DS Live Assistant App example with video recording
With the purchase of this course, you also get the exclusive opportunity to subscribe to the new DS live assistant app, the new app that can help data scientists during meetings as well as provide feedback, advice, etc. post-meeting. Below there is an example of a possible application using a realistic job interview from Youtube.
I picked a job interview just because it is easy to find them online, but in any case, the app is designed to work for any kind of meeting (cross-functional with many people, 1:1 with your PM or boss, etc.). That is, it will work as long as it involves DS-related conversations, such as technical deep dives, new product kick-offs, feature prioritization, etc. And at the end of the day, this mock interview is simply a deep-dive about how to kick-off an anti-spam project. A PM - DS corporate meeting on the same topic would be basically the same.
In general, I also think that watching the video below as well as reading the app interview feedback can be really useful if you are preparing for job interviews. It can help you avoid certain common mistakes.
A great feature of the app is the ability to advise not only during the meeting, but also post-meeting, just like a staff level data scientist would do. For instance, in this case you could be asking the app for feedback on your interview performance. There are several other examples on the app landing page.
That youtube mock interview is a long video, but it is very realistic. I would suggest trying to re-listen to it in light of the app feedback above. It is very enlightening and helps notice common mistakes in job interviews.
For instance, in this case the candidate doesn't do a bad job at all from a technical standpoint. I would say that the reason that she doesn't come across as doing particularly well is mostly point 1, 2, and 5 from the feedback.
She is treating the interview as an exam (question -> answer), rather than an open ended discussion whose goal is to design a solution for a current problem.

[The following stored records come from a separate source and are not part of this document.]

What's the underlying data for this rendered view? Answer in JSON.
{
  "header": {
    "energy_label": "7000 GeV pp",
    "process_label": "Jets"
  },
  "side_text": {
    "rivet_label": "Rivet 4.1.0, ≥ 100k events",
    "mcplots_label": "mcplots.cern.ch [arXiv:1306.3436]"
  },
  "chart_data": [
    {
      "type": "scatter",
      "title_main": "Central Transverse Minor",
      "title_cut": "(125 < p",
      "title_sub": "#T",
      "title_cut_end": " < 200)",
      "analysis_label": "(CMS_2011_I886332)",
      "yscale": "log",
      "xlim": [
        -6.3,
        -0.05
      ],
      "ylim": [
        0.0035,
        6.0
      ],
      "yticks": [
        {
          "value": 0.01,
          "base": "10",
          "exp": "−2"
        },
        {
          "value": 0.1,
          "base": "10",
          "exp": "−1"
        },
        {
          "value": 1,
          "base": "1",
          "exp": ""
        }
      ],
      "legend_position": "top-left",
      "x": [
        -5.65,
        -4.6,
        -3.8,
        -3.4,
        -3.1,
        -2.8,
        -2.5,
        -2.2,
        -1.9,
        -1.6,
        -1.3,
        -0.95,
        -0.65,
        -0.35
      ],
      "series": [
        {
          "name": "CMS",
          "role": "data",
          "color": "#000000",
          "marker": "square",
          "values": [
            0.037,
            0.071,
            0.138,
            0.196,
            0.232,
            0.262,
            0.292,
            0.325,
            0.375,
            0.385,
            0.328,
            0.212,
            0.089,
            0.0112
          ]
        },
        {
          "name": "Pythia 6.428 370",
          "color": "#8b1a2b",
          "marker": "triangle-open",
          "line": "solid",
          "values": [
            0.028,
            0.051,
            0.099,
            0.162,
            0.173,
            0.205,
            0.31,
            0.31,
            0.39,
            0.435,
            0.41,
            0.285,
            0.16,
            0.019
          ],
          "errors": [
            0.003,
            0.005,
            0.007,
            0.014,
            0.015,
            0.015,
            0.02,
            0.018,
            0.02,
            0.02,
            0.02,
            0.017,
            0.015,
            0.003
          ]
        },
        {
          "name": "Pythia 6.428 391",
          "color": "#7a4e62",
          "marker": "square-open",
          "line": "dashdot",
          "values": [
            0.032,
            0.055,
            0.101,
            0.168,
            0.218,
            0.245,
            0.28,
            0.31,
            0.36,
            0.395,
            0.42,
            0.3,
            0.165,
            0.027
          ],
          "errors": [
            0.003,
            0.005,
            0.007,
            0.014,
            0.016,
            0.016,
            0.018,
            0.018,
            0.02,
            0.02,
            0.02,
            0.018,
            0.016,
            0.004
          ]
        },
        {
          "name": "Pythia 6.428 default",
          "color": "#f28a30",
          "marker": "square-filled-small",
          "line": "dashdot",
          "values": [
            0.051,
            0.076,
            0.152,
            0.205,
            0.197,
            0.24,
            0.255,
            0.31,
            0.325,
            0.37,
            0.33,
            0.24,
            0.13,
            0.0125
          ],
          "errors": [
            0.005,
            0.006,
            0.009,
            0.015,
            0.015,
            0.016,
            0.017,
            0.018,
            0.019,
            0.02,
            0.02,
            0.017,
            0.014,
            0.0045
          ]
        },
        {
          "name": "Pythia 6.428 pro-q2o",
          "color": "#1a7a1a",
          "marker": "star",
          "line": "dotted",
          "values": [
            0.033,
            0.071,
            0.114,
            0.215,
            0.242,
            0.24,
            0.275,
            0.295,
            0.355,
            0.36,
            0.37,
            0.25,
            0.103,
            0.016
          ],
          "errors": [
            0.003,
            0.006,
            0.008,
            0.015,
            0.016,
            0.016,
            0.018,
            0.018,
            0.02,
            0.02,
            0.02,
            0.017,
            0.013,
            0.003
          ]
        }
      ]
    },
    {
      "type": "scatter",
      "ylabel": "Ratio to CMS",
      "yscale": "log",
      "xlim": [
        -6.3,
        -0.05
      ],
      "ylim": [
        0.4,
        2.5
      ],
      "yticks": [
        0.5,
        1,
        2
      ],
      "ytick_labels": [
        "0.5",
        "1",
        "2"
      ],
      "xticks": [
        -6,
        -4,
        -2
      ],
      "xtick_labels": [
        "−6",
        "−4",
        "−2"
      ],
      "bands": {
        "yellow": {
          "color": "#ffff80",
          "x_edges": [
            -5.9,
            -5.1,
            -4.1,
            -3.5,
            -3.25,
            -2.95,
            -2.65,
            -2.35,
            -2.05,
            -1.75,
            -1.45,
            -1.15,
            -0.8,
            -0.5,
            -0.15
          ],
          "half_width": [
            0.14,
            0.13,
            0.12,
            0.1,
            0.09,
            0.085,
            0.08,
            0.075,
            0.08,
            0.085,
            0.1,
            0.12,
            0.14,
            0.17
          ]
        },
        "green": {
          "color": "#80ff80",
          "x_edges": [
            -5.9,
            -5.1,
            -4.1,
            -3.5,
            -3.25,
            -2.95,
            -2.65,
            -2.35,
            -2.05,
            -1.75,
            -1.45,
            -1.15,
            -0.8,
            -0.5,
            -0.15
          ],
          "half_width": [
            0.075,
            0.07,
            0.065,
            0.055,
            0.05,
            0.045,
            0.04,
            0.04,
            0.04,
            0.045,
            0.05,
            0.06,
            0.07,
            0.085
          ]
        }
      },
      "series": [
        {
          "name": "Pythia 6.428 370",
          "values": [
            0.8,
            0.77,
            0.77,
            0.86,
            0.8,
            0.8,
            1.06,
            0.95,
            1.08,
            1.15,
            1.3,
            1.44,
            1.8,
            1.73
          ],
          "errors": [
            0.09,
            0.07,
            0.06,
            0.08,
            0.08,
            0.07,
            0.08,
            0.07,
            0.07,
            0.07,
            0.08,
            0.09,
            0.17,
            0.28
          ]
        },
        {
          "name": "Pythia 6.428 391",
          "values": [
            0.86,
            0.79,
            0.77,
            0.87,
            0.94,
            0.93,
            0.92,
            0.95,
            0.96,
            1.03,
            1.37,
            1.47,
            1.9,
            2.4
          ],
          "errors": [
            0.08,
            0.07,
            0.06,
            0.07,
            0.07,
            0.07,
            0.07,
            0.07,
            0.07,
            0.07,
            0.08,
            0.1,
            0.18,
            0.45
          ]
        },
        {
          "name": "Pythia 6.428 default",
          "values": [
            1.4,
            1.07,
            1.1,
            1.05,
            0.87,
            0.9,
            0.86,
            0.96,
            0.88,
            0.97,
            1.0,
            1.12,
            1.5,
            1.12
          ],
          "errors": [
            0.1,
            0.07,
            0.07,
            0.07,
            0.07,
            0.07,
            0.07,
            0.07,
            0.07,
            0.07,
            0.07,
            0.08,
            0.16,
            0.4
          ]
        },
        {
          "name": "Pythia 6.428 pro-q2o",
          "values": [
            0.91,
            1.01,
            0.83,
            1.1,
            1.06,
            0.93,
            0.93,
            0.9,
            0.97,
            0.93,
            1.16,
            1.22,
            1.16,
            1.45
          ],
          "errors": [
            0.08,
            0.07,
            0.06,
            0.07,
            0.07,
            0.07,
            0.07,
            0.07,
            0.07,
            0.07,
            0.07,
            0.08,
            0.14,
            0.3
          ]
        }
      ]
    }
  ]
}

That leads to not asking for clarifying questions, not engaging with the interviewer about different strategies, or ignoring crucial steps if she felt unsure about that part.

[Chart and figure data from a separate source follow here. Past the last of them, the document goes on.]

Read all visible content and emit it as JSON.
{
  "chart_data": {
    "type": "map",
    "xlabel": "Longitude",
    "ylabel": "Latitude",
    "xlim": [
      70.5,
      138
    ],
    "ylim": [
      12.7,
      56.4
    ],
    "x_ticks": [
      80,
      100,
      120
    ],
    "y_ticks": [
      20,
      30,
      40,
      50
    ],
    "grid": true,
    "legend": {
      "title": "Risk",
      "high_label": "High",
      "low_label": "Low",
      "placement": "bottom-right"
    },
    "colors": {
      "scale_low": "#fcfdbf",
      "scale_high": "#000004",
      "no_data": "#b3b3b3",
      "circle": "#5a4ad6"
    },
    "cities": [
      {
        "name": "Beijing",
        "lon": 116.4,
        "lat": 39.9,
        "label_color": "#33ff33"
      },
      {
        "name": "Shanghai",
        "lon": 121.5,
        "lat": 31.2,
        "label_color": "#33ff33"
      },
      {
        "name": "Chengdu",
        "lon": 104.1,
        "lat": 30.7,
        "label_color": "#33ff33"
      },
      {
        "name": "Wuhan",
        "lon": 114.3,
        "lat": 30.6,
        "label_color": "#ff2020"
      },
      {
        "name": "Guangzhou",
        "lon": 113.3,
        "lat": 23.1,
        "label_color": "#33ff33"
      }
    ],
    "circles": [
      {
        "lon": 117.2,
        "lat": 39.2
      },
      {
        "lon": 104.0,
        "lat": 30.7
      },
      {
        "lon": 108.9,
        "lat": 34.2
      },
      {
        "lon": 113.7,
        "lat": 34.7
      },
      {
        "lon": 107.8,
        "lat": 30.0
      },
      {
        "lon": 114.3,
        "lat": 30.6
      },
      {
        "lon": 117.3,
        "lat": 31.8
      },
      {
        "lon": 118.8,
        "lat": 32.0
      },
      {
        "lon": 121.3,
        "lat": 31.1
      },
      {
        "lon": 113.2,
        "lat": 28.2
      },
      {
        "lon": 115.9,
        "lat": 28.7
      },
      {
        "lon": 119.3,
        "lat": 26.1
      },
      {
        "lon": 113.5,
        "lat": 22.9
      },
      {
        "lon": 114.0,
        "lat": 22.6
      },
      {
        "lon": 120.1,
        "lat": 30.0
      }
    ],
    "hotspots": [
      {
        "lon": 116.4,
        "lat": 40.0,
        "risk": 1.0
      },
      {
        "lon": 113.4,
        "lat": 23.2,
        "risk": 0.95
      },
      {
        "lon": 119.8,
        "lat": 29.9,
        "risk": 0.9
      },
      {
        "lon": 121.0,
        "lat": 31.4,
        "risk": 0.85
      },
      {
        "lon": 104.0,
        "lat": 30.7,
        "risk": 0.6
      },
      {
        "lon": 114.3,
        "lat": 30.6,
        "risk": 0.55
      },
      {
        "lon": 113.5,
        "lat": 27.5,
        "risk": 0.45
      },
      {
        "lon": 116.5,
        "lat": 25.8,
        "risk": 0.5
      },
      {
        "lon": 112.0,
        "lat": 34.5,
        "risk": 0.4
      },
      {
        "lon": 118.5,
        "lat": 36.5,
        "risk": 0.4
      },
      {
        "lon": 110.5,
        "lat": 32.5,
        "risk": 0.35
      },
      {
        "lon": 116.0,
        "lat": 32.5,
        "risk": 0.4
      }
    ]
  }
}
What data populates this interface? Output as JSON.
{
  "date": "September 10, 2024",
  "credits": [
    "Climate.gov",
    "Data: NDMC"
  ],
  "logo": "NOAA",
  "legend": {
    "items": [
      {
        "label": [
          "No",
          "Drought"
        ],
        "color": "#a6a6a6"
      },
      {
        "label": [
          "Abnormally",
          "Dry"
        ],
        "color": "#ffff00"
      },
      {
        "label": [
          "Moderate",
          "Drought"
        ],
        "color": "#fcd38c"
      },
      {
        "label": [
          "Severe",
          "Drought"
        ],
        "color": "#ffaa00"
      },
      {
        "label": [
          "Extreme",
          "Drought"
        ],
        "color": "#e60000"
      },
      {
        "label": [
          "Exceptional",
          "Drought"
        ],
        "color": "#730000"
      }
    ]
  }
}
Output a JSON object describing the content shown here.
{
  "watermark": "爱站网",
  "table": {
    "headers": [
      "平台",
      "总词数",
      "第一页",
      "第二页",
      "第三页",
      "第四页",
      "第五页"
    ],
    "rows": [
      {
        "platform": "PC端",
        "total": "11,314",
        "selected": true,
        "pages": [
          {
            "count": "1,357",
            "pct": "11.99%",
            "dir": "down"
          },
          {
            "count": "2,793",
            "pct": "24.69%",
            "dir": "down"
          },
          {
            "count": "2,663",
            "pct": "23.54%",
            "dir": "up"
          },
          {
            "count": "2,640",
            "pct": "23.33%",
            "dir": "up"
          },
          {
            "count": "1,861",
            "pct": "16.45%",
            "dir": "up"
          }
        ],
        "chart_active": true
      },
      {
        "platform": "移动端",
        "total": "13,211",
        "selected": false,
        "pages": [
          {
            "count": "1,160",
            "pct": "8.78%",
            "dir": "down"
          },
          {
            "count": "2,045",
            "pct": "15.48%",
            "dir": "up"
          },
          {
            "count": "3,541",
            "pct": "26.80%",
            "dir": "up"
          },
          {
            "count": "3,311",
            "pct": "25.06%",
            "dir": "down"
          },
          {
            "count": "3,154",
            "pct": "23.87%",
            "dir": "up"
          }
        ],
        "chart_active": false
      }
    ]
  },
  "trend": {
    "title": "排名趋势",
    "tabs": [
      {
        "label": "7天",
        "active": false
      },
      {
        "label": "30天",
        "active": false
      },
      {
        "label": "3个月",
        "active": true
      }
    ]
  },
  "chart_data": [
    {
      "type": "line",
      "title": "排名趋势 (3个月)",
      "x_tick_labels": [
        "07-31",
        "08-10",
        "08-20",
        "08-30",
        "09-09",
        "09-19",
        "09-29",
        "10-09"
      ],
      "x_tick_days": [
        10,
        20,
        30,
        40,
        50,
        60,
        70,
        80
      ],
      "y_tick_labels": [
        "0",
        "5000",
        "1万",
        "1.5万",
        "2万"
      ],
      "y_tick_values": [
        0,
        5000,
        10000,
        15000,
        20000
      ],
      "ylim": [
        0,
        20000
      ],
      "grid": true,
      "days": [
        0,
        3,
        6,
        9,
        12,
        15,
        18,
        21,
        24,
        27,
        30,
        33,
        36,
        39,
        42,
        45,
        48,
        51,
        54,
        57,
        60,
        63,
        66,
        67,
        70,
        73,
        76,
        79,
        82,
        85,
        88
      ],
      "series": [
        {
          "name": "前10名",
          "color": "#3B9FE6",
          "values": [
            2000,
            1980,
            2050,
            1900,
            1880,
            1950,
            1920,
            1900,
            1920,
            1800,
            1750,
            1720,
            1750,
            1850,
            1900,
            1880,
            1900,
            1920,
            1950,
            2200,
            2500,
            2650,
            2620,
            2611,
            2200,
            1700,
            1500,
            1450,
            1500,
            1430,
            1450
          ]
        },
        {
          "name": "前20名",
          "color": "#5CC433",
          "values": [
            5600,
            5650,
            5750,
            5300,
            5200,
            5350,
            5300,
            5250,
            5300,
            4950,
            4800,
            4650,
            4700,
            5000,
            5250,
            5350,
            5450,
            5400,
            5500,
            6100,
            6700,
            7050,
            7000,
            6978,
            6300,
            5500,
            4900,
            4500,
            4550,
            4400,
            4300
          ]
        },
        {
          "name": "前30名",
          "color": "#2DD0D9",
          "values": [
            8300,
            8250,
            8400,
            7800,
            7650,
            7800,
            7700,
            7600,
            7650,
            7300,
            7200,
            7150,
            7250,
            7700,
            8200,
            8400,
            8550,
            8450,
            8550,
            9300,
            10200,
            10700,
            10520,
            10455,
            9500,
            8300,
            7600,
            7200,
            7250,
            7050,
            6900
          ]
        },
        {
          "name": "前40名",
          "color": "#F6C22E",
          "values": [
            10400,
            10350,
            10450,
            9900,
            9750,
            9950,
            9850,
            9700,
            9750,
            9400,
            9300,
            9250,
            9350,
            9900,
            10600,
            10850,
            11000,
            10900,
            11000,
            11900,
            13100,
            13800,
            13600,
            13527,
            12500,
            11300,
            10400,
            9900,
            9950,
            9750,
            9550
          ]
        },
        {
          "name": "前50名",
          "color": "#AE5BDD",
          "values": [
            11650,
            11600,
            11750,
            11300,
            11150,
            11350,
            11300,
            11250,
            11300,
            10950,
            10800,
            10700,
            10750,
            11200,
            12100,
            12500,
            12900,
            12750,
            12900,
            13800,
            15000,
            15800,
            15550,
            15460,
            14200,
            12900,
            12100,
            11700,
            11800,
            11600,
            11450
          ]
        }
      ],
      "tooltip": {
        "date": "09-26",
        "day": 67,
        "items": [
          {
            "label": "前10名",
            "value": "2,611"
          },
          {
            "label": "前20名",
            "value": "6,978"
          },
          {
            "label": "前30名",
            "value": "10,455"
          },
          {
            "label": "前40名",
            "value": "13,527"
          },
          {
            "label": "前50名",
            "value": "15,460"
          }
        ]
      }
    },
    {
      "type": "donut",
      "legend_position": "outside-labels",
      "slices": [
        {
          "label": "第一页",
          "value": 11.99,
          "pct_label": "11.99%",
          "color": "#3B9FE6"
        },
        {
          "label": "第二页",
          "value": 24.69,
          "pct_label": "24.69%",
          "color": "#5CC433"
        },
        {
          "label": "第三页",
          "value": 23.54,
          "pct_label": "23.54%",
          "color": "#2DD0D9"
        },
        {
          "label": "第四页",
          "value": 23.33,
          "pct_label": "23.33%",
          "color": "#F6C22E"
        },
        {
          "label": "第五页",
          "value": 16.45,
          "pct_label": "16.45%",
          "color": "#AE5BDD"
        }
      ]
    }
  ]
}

Overall, this leaves with the feeling that, by the end of the interview, we still don't really have a clear and actionable plan to solve the spam issue. And when the interviewer has that feeling, it is unlikely to be a pass, no matter how good some of the answers were (and some answers were actually good).
So, beside the real-time help, something else that the AI did really well here was translating this vague feeling after watching the interview (-> she didn't quite come up with a solution despite clearly having knowledge) into exactly where things went wrong. And this could be really useful for someone who is good technically as a data scientist, but could improve specific interview-related skills.
Matter of fact, it's often the best people who have this issue: the desire to show how good they are might lead to trying to overdo (-> I know the answer, here it is, I don't need any help), instead of working together towards a solution, asking for clarification, checking-in during the response to make sure you are going the right direction, etc.